Taxpayer-Funded Science: Rats, Cocaine, and Miles Davis Edition

Posted: Apr 19, 2012 4:31 PM

Last year, scientists made a crucial discovery: yes, coked-out rats are more likely to appreciate the complexities of Miles Davis than are sober rats. I can almost hear Jack Kerouac's "Duh," from beyond the grave.

The study was intended to further research on ending drug dependency, but its findings seem...redundant. And who foot the bill for this most pressing of experiments? Why, you, of course!

Taxpayers may feel kind of blue when they discover their dollars went to fund a study to determine rats like to bop to the music of Miles Davis while hopped up on cocaine.

The study, which was performed at Albany Medical College, drew jeers from the animal rights group In Defense of Animals and landed it on its top ten list of Real Ridiculous Research.

The research found that sober rats don’t really like music that much. After the silence, the rats liked Beethoven’s “Fur Elise” more than Miles Davis’s iconic jazz tune “Four.”
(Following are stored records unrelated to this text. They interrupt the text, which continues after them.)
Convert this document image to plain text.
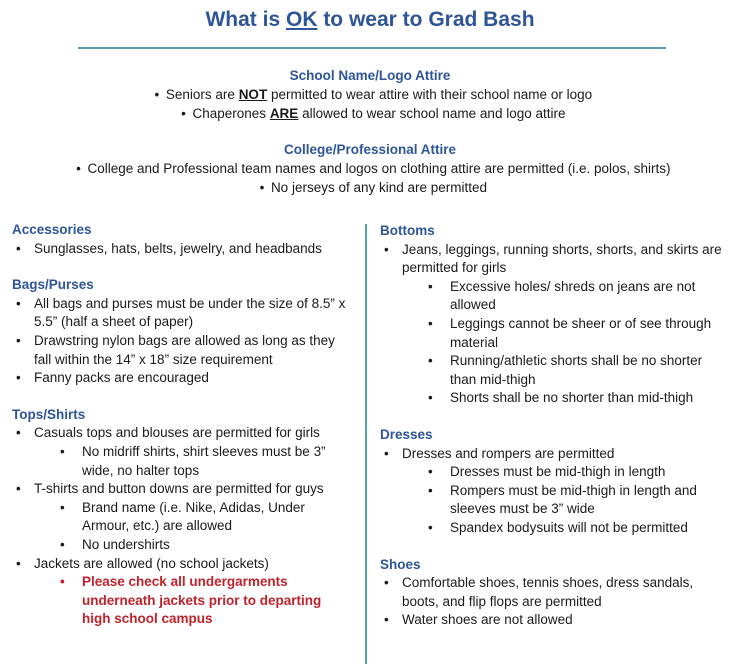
What is OK to wear to Grad Bash
School Name/Logo Attire
• Seniors are NOT permitted to wear attire with their school name or logo
• Chaperones ARE allowed to wear school name and logo attire
College/Professional Attire
• College and Professional team names and logos on clothing attire are permitted (i.e. polos, shirts)
• No jerseys of any kind are permitted
Accessories
• Sunglasses, hats, belts, jewelry, and headbands
Bags/Purses
• All bags and purses must be under the size of 8.5” x 5.5” (half a sheet of paper)
• Drawstring nylon bags are allowed as long as they fall within the 14” x 18” size requirement
• Fanny packs are encouraged
Tops/Shirts
• Casuals tops and blouses are permitted for girls
• No midriff shirts, shirt sleeves must be 3” wide, no halter tops
• T-shirts and button downs are permitted for guys
• Brand name (i.e. Nike, Adidas, Under Armour, etc.) are allowed
• No undershirts
• Jackets are allowed (no school jackets)
• Please check all undergarments underneath jackets prior to departing high school campus
Bottoms
• Jeans, leggings, running shorts, shorts, and skirts are permitted for girls
• Excessive holes/ shreds on jeans are not allowed
• Leggings cannot be sheer or of see through material
• Running/athletic shorts shall be no shorter than mid-thigh
• Shorts shall be no shorter than mid-thigh
Dresses
• Dresses and rompers are permitted
• Dresses must be mid-thigh in length
• Rompers must be mid-thigh in length and sleeves must be 3” wide
• Spandex bodysuits will not be permitted
Shoes
• Comfortable shoes, tennis shoes, dress sandals, boots, and flip flops are permitted
• Water shoes are not allowed
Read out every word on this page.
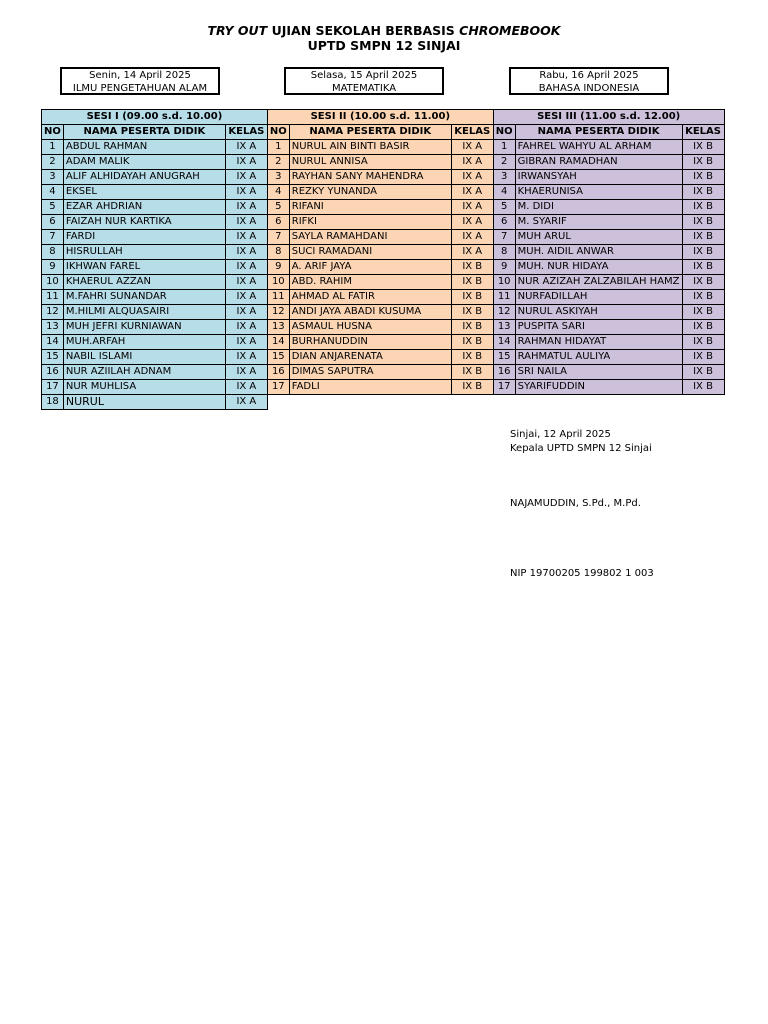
TRY OUT UJIAN SEKOLAH BERBASIS CHROMEBOOK
UPTD SMPN 12 SINJAI
Senin, 14 April 2025
ILMU PENGETAHUAN ALAM
Selasa, 15 April 2025
MATEMATIKA
Rabu, 16 April 2025
BAHASA INDONESIA
SESI I (09.00 s.d. 10.00)			SESI II (10.00 s.d. 11.00)			SESI III (11.00 s.d. 12.00)		
NO	NAMA PESERTA DIDIK	KELAS	NO	NAMA PESERTA DIDIK	KELAS	NO	NAMA PESERTA DIDIK	KELAS
1	ABDUL RAHMAN	IX A	1	NURUL AIN BINTI BASIR	IX A	1	FAHREL WAHYU AL ARHAM	IX B
2	ADAM MALIK	IX A	2	NURUL ANNISA	IX A	2	GIBRAN RAMADHAN	IX B
3	ALIF ALHIDAYAH ANUGRAH	IX A	3	RAYHAN SANY MAHENDRA	IX A	3	IRWANSYAH	IX B
4	EKSEL	IX A	4	REZKY YUNANDA	IX A	4	KHAERUNISA	IX B
5	EZAR AHDRIAN	IX A	5	RIFANI	IX A	5	M. DIDI	IX B
6	FAIZAH NUR KARTIKA	IX A	6	RIFKI	IX A	6	M. SYARIF	IX B
7	FARDI	IX A	7	SAYLA RAMAHDANI	IX A	7	MUH ARUL	IX B
8	HISRULLAH	IX A	8	SUCI RAMADANI	IX A	8	MUH. AIDIL ANWAR	IX B
9	IKHWAN FAREL	IX A	9	A. ARIF JAYA	IX B	9	MUH. NUR HIDAYA	IX B
10	KHAERUL AZZAN	IX A	10	ABD. RAHIM	IX B	10	NUR AZIZAH ZALZABILAH HAMZ	IX B
11	M.FAHRI SUNANDAR	IX A	11	AHMAD AL FATIR	IX B	11	NURFADILLAH	IX B
12	M.HILMI ALQUASAIRI	IX A	12	ANDI JAYA ABADI KUSUMA	IX B	12	NURUL ASKIYAH	IX B
13	MUH JEFRI KURNIAWAN	IX A	13	ASMAUL HUSNA	IX B	13	PUSPITA SARI	IX B
14	MUH.ARFAH	IX A	14	BURHANUDDIN	IX B	14	RAHMAN HIDAYAT	IX B
15	NABIL ISLAMI	IX A	15	DIAN ANJARENATA	IX B	15	RAHMATUL AULIYA	IX B
16	NUR AZIILAH ADNAM	IX A	16	DIMAS SAPUTRA	IX B	16	SRI NAILA	IX B
17	NUR MUHLISA	IX A	17	FADLI	IX B	17	SYARIFUDDIN	IX B
18	NURUL	IX A						
Sinjai, 12 April 2025
Kepala UPTD SMPN 12 Sinjai
NAJAMUDDIN, S.Pd., M.Pd.
NIP 19700205 199802 1 003
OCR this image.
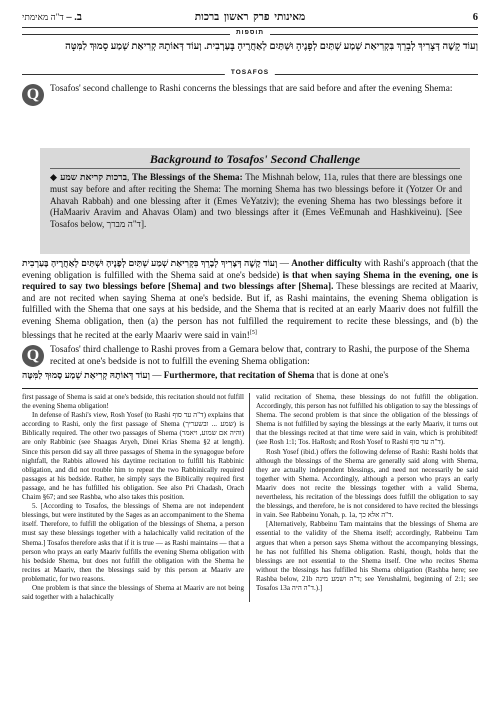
6
מאינותי פרק ראשון ברכות
ב. – ד"ה מאימתי
תוספות
וְעוֹד קָשֶׁה דְּצָרִיךְ לְבָרֵךְ בִּקְרִיאַת שְׁמַע שְׁתַּיִם לְפָנֶיהָ וּשְׁתַּיִם לְאַחֲרֶיהָ בָּעַרְבִית. וְעוֹד דְּאוֹתָהּ קְרִיאַת שְׁמַע סָמוּךְ לַמִּטָּה
TOSAFOS
Q	Tosafos' second challenge to Rashi concerns the blessings that are said before and after the evening Shema:
Background to Tosafos' Second Challenge
◆ ברכות קריאת שמע, The Blessings of the Shema: The Mishnah below, 11a, rules that there are blessings one must say before and after reciting the Shema: The morning Shema has two blessings before it (Yotzer Or and Ahavah Rabbah) and one blessing after it (Emes VeYatziv); the evening Shema has two blessings before it (HaMaariv Aravim and Ahavas Olam) and two blessings after it (Emes VeEmunah and Hashkiveinu). [See Tosafos below, ד"ה מברך].
וְעוֹד קָשֶׁה דְּצָרִיךְ לְבָרֵךְ בִּקְרִיאַת שְׁמַע שְׁתַּיִם לְפָנֶיהָ וּשְׁתַּיִם לְאַחֲרֶיהָ בָּעַרְבִית — Another difficulty with Rashi's approach (that the evening obligation is fulfilled with the Shema said at one's bedside) is that when saying Shema in the evening, one is required to say two blessings before [Shema] and two blessings after [Shema]. These blessings are recited at Maariv, and are not recited when saying Shema at one's bedside. But if, as Rashi maintains, the evening Shema obligation is fulfilled with the Shema that one says at his bedside, and the Shema that is recited at an early Maariv does not fulfill the evening Shema obligation, then (a) the person has not fulfilled the requirement to recite these blessings, and (b) the blessings that he recited at the early Maariv were said in vain![5]
Q	Tosafos' third challenge to Rashi proves from a Gemara below that, contrary to Rashi, the purpose of the Shema recited at one's bedside is not to fulfill the evening Shema obligation:
וְעוֹד דְּאוֹתָהּ קְרִיאַת שְׁמַע סָמוּךְ לַמִּטָּה — Furthermore, that recitation of Shema that is done at one's

first passage of Shema is said at one's bedside, this recitation should not fulfill the evening Shema obligation!

In defense of Rashi's view, Rosh Yosef (to Rashi ד"ה עד סוף) explains that according to Rashi, only the first passage of Shema (שמע ... ובשעריך) is Biblically required. The other two passages of Shema (והיה אם שמוע, ויאמר) are only Rabbinic (see Shaagas Aryeh, Dinei Krias Shema §2 at length). Since this person did say all three passages of Shema in the synagogue before nightfall, the Rabbis allowed his daytime recitation to fulfill his Rabbinic obligation, and did not trouble him to repeat the two Rabbinically required passages at his bedside. Rather, he simply says the Biblically required first passage, and he has fulfilled his obligation. See also Pri Chadash, Orach Chaim §67; and see Rashba, who also takes this position.

5. [According to Tosafos, the blessings of Shema are not independent blessings, but were instituted by the Sages as an accompaniment to the Shema itself. Therefore, to fulfill the obligation of the blessings of Shema, a person must say these blessings together with a halachically valid recitation of the Shema.] Tosafos therefore asks that if it is true — as Rashi maintains — that a person who prays an early Maariv fulfills the evening Shema obligation with his bedside Shema, but does not fulfill the obligation with the Shema he recites at Maariv, then the blessings said by this person at Maariv are problematic, for two reasons.

One problem is that since the blessings of Shema at Maariv are not being said together with a halachically

valid recitation of Shema, these blessings do not fulfill the obligation. Accordingly, this person has not fulfilled his obligation to say the blessings of Shema. The second problem is that since the obligation of the blessings of Shema is not fulfilled by saying the blessings at the early Maariv, it turns out that the blessings recited at that time were said in vain, which is prohibited! (see Rosh 1:1; Tos. HaRosh; and Rosh Yosef to Rashi ד"ה עד סוף).

Rosh Yosef (ibid.) offers the following defense of Rashi: Rashi holds that although the blessings of the Shema are generally said along with Shema, they are actually independent blessings, and need not necessarily be said together with Shema. Accordingly, although a person who prays an early Maariv does not recite the blessings together with a valid Shema, nevertheless, his recitation of the blessings does fulfill the obligation to say the blessings, and therefore, he is not considered to have recited the blessings in vain. See Rabbeinu Yonah, p. 1a, ד"ה אלא כך.

[Alternatively, Rabbeinu Tam maintains that the blessings of Shema are essential to the validity of the Shema itself; accordingly, Rabbeinu Tam argues that when a person says Shema without the accompanying blessings, he has not fulfilled his Shema obligation. Rashi, though, holds that the blessings are not essential to the Shema itself. One who recites Shema without the blessings has fulfilled his Shema obligation (Rashba here; see Rashba below, 21b ד"ה ושמע מינה; see Yerushalmi, beginning of 2:1; see Tosafos 13a ד"ה היה.).]
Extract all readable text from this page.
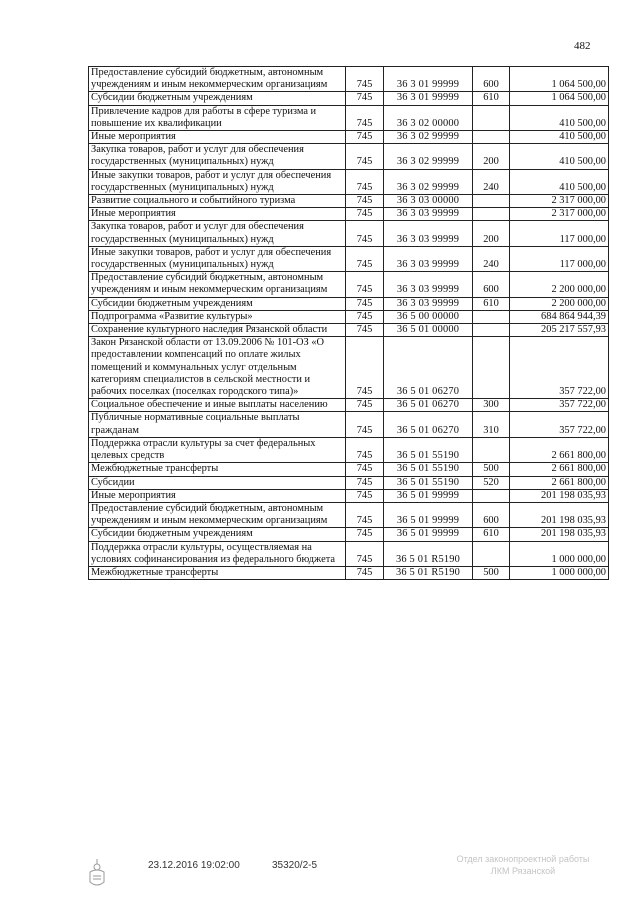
482
Предоставление субсидий бюджетным, автономным учреждениям и иным некоммерческим организациям	745	36 3 01 99999	600	1 064 500,00
Субсидии бюджетным учреждениям	745	36 3 01 99999	610	1 064 500,00
Привлечение кадров для работы в сфере туризма и повышение их квалификации	745	36 3 02 00000		410 500,00
Иные мероприятия	745	36 3 02 99999		410 500,00
Закупка товаров, работ и услуг для обеспечения государственных (муниципальных) нужд	745	36 3 02 99999	200	410 500,00
Иные закупки товаров, работ и услуг для обеспечения государственных (муниципальных) нужд	745	36 3 02 99999	240	410 500,00
Развитие социального и событийного туризма	745	36 3 03 00000		2 317 000,00
Иные мероприятия	745	36 3 03 99999		2 317 000,00
Закупка товаров, работ и услуг для обеспечения государственных (муниципальных) нужд	745	36 3 03 99999	200	117 000,00
Иные закупки товаров, работ и услуг для обеспечения государственных (муниципальных) нужд	745	36 3 03 99999	240	117 000,00
Предоставление субсидий бюджетным, автономным учреждениям и иным некоммерческим организациям	745	36 3 03 99999	600	2 200 000,00
Субсидии бюджетным учреждениям	745	36 3 03 99999	610	2 200 000,00
Подпрограмма «Развитие культуры»	745	36 5 00 00000		684 864 944,39
Сохранение культурного наследия Рязанской области	745	36 5 01 00000		205 217 557,93
Закон Рязанской области от 13.09.2006 № 101-ОЗ «О предоставлении компенсаций по оплате жилых помещений и коммунальных услуг отдельным категориям специалистов в сельской местности и рабочих поселках (поселках городского типа)»	745	36 5 01 06270		357 722,00
Социальное обеспечение и иные выплаты населению	745	36 5 01 06270	300	357 722,00
Публичные нормативные социальные выплаты гражданам	745	36 5 01 06270	310	357 722,00
Поддержка отрасли культуры за счет федеральных целевых средств	745	36 5 01 55190		2 661 800,00
Межбюджетные трансферты	745	36 5 01 55190	500	2 661 800,00
Субсидии	745	36 5 01 55190	520	2 661 800,00
Иные мероприятия	745	36 5 01 99999		201 198 035,93
Предоставление субсидий бюджетным, автономным учреждениям и иным некоммерческим организациям	745	36 5 01 99999	600	201 198 035,93
Субсидии бюджетным учреждениям	745	36 5 01 99999	610	201 198 035,93
Поддержка отрасли культуры, осуществляемая на условиях софинансирования из федерального бюджета	745	36 5 01 R5190		1 000 000,00
Межбюджетные трансферты	745	36 5 01 R5190	500	1 000 000,00
23.12.2016 19:02:00	35320/2-5
Отдел законопроектной работы
ЛКМ Рязанской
But when the rats were given doses of cocaine, their tasted shifted and they gravitated toward the jazz.

The studies, which were funded by the National Institute on Drug Abuse, were aimed at analyzing the links between pharmacology and neurology in drug abuse.

“These experiments... show that your tax dollars and animals’ lives are frivolously wasted on research that adds nothing to medical progress and tells us nothing we care to know — or didn't know already,” In Defense of Animals wrote in its introduction to the list.

Yes, it's good to know that our money is being spent in so many responsible ways. And this is but one example of the absurd scientific "causes" backed by public funding. In Defense of Animals has a list of ten of them here -- and warning, some of them are fairly graphic and gross (also note, despite linking to that site, I'm a fervent advocate for animal-rich diets).

How about, instead of spending hundreds of thousands of dollars on lab rat benders, we put that money toward more worthy scientific endeavors? Or better yet, pay down that $15 trillion we owe?